MERGER plans have been announced that will result in a single health trust running County Durham hospitals.
As part of the wide-ranging proposals Bishop Auckland General Hospital would have an important new role as the main County Durham centre for planned operations, such as hip and knee replacements, urology and general surgery.
But the plan will mean the £67m new hospital will be stripped of its Special Care Baby Unit and paediatric department and many patients may have to travel to Durham or Darlington for more advanced treatment.
The consultant-led 24 hour maternity unit would also be downgraded to a 9am-9pm midwife-led unit for uncomplicated births.
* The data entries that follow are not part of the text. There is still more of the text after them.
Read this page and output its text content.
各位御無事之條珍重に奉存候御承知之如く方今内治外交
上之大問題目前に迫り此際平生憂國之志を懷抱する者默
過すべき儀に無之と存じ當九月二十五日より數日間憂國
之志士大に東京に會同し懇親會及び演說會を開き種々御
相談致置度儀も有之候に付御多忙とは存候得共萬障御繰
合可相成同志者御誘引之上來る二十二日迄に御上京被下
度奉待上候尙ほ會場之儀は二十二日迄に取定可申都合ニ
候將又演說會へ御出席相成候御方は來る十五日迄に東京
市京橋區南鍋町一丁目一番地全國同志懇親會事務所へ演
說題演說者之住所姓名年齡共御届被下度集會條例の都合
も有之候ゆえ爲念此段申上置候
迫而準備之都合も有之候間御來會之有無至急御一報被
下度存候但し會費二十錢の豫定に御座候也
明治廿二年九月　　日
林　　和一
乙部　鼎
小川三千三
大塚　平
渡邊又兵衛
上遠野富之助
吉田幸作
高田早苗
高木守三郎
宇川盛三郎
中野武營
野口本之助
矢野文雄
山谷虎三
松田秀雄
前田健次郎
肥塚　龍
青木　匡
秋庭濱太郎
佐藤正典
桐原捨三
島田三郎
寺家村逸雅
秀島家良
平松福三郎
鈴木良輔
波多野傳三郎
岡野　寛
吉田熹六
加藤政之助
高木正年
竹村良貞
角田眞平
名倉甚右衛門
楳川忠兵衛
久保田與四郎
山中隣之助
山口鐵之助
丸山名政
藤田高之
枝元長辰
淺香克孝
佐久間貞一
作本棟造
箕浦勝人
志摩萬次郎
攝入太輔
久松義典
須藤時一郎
Potentially difficult obstetric cases would be sent to Darlington Memorial Hospital.
The radical blueprint drawn up by Professor Ara Darzi is designed to ease pressure on the University Hospital of North Durham by encouraging closer working relationships between hospitals in the North and South of the county.
It is also intended to ensure that the new Bishop Auckland hospital, due to open this summer, is fully utilised.
Since it opened last year the new privately financed Durham hospital has struggled to cope with demand.
Critics, including Kevan Jones MP and the public services union Unison, have argued that the Durham hospital was built with too few beds.
There have also been allegations that the new £67m privately financed Bishop Auckland General Hospital, due to open in the Spring, is a 'white elephant' and the resources should have been ploughed into Durham and Darlington hospitals.
Stephen Mason , chief executive of the 492-bed Durham hospital, said he believed an extension to the new hospital was probably still needed to cope with the demand.
Prof Darzi, the Department of Health's advisor on surgery and a member of Health Secretary Alan Milburn's modernisation board, spent eight weeks talking to health bosses and doctors before drawing up his blueprint.
The professor said the relatively small catchment areas of each hospital meant that greater co-operation was the only way forward.
While some patients would have to travel further it would lead to an improved range of higher quality services, he said.
The plan also calls for the setting up of a new vascular surgery service based at the Durham hospital.
Ken Jarrold, chief executive of County Durham and Darlinton Health Authority, stressed that any major changes would be subject to a full public consultation.
"I would hope that we could begin the consultation process by the summer," he said.